Prime Minister has since called the plan "bad economics" and said Canadians would get "screwed" if the opposition Liberals ever get a chance to implement it.
The carbon tax will apply to home heating oil, jet fuel, kerosene, natural gas, propane, coal and diesel fuel.
The initial price for carbon will be set at $10 per tonne of greenhouse gas emissions and will rise by an additional $10 per tonne each year, totaling $40 per tonne within four years.
Carbon taxes are purportedly revenue neutral. But
not for you guys who need to burn fuel to make a living
Gasoline, oddly enough, would not be subject to a carbon tax because the current federal excise tax on gasoline of 10 cents per liter is supposedly equivalent to $42 per tonne of GHG.
In addition, since diesel and aviation fuel are already taxed at four cents per liter, the carbon tax on these fuels would see no increase in the first year of the plan. In the examples provided in the plan, the federal tax on diesel fuel would rise by an additional 7 cents per liter by the fourth year -- or 4.9 percent compared to current prices, CTA explains in a press release.
"I appreciate the theoretical underpinning of a carbon tax, of pricing externalities. I could probably even design a carbon tax that the trucking industry would find palatable and that would actually help the industry improve its fuel efficiency, but this plan will simply make freight transportation in Canada more expensive, impairing Canada’s competitiveness and impeding investment in fuel efficiency," said Bradley, who is an economist by trade.
"We already have the four cent a liter federal excise tax on diesel fuel, which serves no policy purpose whatsoever, other than to raise cash for the federal government. They could, for example, make that tax a carbon tax, and earmark the revenues generated by it to assisting the industry in its efforts to accelerate the penetration of the new generation of smog-free trucks and fuel efficiency technologies into the marketplace,” he said, adding that is what the association's "enviroTruck" initiative is all about.
"There is no tax neutrality for truckers in this plan," Bradley contends.

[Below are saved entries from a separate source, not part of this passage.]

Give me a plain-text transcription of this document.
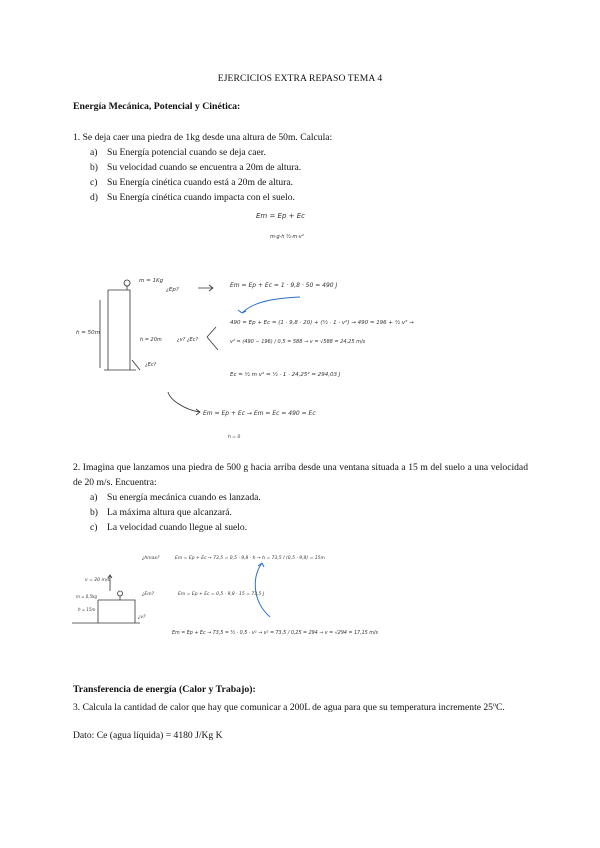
EJERCICIOS EXTRA REPASO TEMA 4
Energía Mecánica, Potencial y Cinética:
1. Se deja caer una piedra de 1kg desde una altura de 50m. Calcula:
a) Su Energía potencial cuando se deja caer.
b) Su velocidad cuando se encuentra a 20m de altura.
c) Su Energía cinética cuando está a 20m de altura.
d) Su Energía cinética cuando impacta con el suelo.
Em = Ep + Ec
m·g·h ½·m·v²
m = 1Kg
¿Ep?
h = 50m
h = 20m	¿v? ¿Ec?
¿Ec?
Em = Ep + Ec = 1 · 9,8 · 50 = 490 J
490 = Ep + Ec = (1 · 9,8 · 20) + (½ · 1 · v²) → 490 = 196 + ½ v² →
v² = (490 − 196) / 0,5 = 588 → v = √588 = 24,25 m/s
Ec = ½ m v² = ½ · 1 · 24,25² = 294,03 J
Em = Ep + Ec → Em = Ec = 490 = Ec
h = 0
2. Imagina que lanzamos una piedra de 500 g hacia arriba desde una ventana situada a 15 m del suelo a una velocidad de 20 m/s. Encuentra:
a) Su energía mecánica cuando es lanzada.
b) La máxima altura que alcanzará.
c) La velocidad cuando llegue al suelo.
v = 20 m/s
m = 0,5kg
h = 15m
¿hmax?	Em = Ep + Ec → 73,5 = 0,5 · 9,8 · h → h = 73,5 / (0,5 · 9,8) = 15m
¿Em?	Em = Ep + Ec = 0,5 · 9,8 · 15 = 73,5 J
¿v?
Em = Ep + Ec → 73,5 = ½ · 0,5 · v² → v² = 73,5 / 0,25 = 294 → v = √294 = 17,15 m/s
Transferencia de energía (Calor y Trabajo):
3. Calcula la cantidad de calor que hay que comunicar a 200L de agua para que su temperatura incremente 25ºC.
Dato: Ce (agua líquida) = 4180 J/Kg K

The plan itself estimates that the end of the fourth year “the average freight trucker’s total annual operating expenses (will be increased by) approximately $1,700 per year.”
"The tax system is geared to providing incentives to other industries, not trucking,” Bradley contends.
The Liberals' tax plan, dubbed Green Shift, is silent on how or if it intends to collect the carbon tax from U.S. carriers. It is possible that US trucks will be exempt which will exacerbate the tough competitive position that Canadian truckers are already in, given the high dollar and shrinking trade surplus.
"A carbon tax that applies only to Canadian trucks would have a profound impact on our industry’s competitiveness and would do nothing for the environment," Bradley says.